Mayoral hopefuls spend last days door-knocking

“It’s a big municipality, so it makes you feel humble when you mark down where you’ve been and how much more you’ve got to do.”

Even in the age of social media, with politicians rallying for followers on Twitter and Facebook, some things are better done the old fashioned way.

With only a few days left before Saturday’s municipal election, Saanich’s two mayoral candidates – incumbent Frank Leonard and challenger, former Saanich South MLA David Cubberley – have taken to the streets to meet the people they’re hoping to serve.

“It’s pretty low-tech campaigning, but it’s the part I enjoy the most: talking to the people I work for,” said Leonard, who has kept up with his full-time mayoral duties around a daily canvassing schedule.

Leonard calls the election a performance review – one that hasn’t dealt him any surprises as he continues to talk to residents about their top issues.

“Our municipality really is a community-up organization.

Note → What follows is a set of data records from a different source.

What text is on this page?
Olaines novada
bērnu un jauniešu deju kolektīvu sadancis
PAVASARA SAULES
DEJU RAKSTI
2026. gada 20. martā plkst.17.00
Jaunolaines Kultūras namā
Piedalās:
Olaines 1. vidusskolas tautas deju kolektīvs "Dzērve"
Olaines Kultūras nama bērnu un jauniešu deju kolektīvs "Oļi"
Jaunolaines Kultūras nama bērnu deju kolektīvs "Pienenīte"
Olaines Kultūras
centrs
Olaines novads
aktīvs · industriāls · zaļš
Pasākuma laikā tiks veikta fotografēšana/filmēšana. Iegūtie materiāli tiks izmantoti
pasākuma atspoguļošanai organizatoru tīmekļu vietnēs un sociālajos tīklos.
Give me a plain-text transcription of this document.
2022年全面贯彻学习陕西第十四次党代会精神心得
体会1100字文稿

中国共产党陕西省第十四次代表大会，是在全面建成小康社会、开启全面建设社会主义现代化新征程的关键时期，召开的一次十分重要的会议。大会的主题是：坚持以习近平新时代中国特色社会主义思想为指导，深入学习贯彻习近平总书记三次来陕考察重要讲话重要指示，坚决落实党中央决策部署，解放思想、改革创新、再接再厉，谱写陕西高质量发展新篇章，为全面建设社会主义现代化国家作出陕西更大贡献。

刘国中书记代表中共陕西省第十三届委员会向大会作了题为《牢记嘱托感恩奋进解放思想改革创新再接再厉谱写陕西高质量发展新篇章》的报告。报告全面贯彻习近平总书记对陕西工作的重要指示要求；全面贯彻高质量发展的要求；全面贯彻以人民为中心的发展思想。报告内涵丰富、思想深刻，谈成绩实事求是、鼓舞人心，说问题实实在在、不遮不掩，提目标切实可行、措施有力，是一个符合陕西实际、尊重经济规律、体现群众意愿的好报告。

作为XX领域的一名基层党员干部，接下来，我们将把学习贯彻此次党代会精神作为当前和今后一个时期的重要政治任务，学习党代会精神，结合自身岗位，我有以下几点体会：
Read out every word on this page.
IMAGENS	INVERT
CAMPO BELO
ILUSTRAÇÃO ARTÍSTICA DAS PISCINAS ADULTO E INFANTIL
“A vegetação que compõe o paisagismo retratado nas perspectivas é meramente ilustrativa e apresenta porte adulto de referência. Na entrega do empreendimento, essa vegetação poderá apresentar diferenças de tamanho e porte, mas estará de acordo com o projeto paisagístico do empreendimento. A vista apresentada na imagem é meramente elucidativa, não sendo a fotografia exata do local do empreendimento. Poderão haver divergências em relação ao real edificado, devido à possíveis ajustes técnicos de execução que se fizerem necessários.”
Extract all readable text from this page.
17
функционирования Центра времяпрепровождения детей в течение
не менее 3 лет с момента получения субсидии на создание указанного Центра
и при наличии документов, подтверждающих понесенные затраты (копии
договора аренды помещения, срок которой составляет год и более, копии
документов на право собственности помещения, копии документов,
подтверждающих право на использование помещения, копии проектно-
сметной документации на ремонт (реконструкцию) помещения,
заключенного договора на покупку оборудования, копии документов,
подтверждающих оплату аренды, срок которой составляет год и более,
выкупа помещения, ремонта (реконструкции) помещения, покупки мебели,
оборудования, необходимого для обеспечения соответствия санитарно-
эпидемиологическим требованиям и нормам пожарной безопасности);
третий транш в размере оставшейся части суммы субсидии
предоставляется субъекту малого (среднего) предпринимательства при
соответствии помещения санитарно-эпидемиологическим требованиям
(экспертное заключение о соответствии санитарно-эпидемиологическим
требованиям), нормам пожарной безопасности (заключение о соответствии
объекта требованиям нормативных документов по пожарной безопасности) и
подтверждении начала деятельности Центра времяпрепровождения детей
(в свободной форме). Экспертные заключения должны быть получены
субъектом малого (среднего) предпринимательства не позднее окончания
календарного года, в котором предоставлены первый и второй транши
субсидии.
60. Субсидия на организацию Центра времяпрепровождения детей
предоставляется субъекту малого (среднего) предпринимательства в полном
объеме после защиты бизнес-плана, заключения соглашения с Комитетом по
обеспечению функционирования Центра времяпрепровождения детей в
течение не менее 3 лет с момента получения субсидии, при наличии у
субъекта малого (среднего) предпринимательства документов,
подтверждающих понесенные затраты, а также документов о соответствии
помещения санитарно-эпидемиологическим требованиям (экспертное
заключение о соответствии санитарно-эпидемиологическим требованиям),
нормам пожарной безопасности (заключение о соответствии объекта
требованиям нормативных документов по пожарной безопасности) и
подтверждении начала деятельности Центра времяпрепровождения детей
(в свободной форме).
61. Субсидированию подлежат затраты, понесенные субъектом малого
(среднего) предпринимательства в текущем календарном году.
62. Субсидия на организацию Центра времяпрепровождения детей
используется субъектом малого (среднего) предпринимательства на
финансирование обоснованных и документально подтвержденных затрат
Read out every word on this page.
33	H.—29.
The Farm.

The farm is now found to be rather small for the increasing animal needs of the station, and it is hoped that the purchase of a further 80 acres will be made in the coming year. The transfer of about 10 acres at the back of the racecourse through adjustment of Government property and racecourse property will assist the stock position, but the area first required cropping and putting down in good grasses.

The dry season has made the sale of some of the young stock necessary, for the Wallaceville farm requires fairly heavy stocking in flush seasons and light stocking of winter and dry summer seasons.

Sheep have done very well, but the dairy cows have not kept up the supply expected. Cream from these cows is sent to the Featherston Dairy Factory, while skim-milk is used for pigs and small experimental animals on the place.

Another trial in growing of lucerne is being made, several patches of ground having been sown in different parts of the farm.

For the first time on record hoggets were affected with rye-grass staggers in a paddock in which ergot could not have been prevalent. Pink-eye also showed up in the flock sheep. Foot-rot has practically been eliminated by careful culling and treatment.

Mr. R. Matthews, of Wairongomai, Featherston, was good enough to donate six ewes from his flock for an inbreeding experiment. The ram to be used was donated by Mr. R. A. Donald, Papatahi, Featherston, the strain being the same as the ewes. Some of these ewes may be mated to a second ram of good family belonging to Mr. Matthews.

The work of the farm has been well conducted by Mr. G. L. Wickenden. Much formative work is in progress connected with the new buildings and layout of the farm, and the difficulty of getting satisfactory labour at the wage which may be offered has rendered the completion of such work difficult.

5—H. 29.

We really do focus on community consultation on everything we’re doing and we don’t make decisions without community input,” he said. “We have a pretty good idea of what folks are thinking.”

Like Leonard, Cubberley is focusing his efforts on the traditional means of garnering votes: knocking on doors and erecting signs – activities that, in addition to all-candidates meetings, have the mayoral hopeful feeling good, albeit fairly tired leading up to the weekend vote.

“It’s been long, but it’s energizing,” Cubberley said. “Contact with people is good, because there are lots of issues and it’s interesting to engage people in conversation about what we can do.”

Cubberley identifies speeding and cut-through traffic in residential areas as concerns voiced by residents he’s come across while canvassing.

“The doorstep gives you a real barometer for what’s top of mind for people,” he added.

Both candidates plan to continue door-knocking across Saanich until the polls open on Nov. 19.

“We’ve got our map and I’ve got a highlighter pen to show where I’ve been,” Leonard said. “It’s a big municipality, so it makes you feel humble when you mark down where you’ve been and how much more you’ve got to do.”

Council candidate releases regional mission statement

Saanich Council candidate and president of the Gorge Tillicum Neighbourhood Association Rob Wickson released a proposal to evaluate the regional governance structure in Greater Victoria. On Monday, Wickson issued his plan to look at how well regional police, fire, transportation and land development are currently planned.

“Everyone gets scared off when you use the ‘A’ word (for amalgamation), well I said, ‘Let’s start up the conversation,’” Wickson said, calling out mayoral candidates for avoiding the topic. “Why are we afraid to have a conversation about the governance structure in our community, whether it needs to be revisited or whether or not it needs to be adjusted in some way?”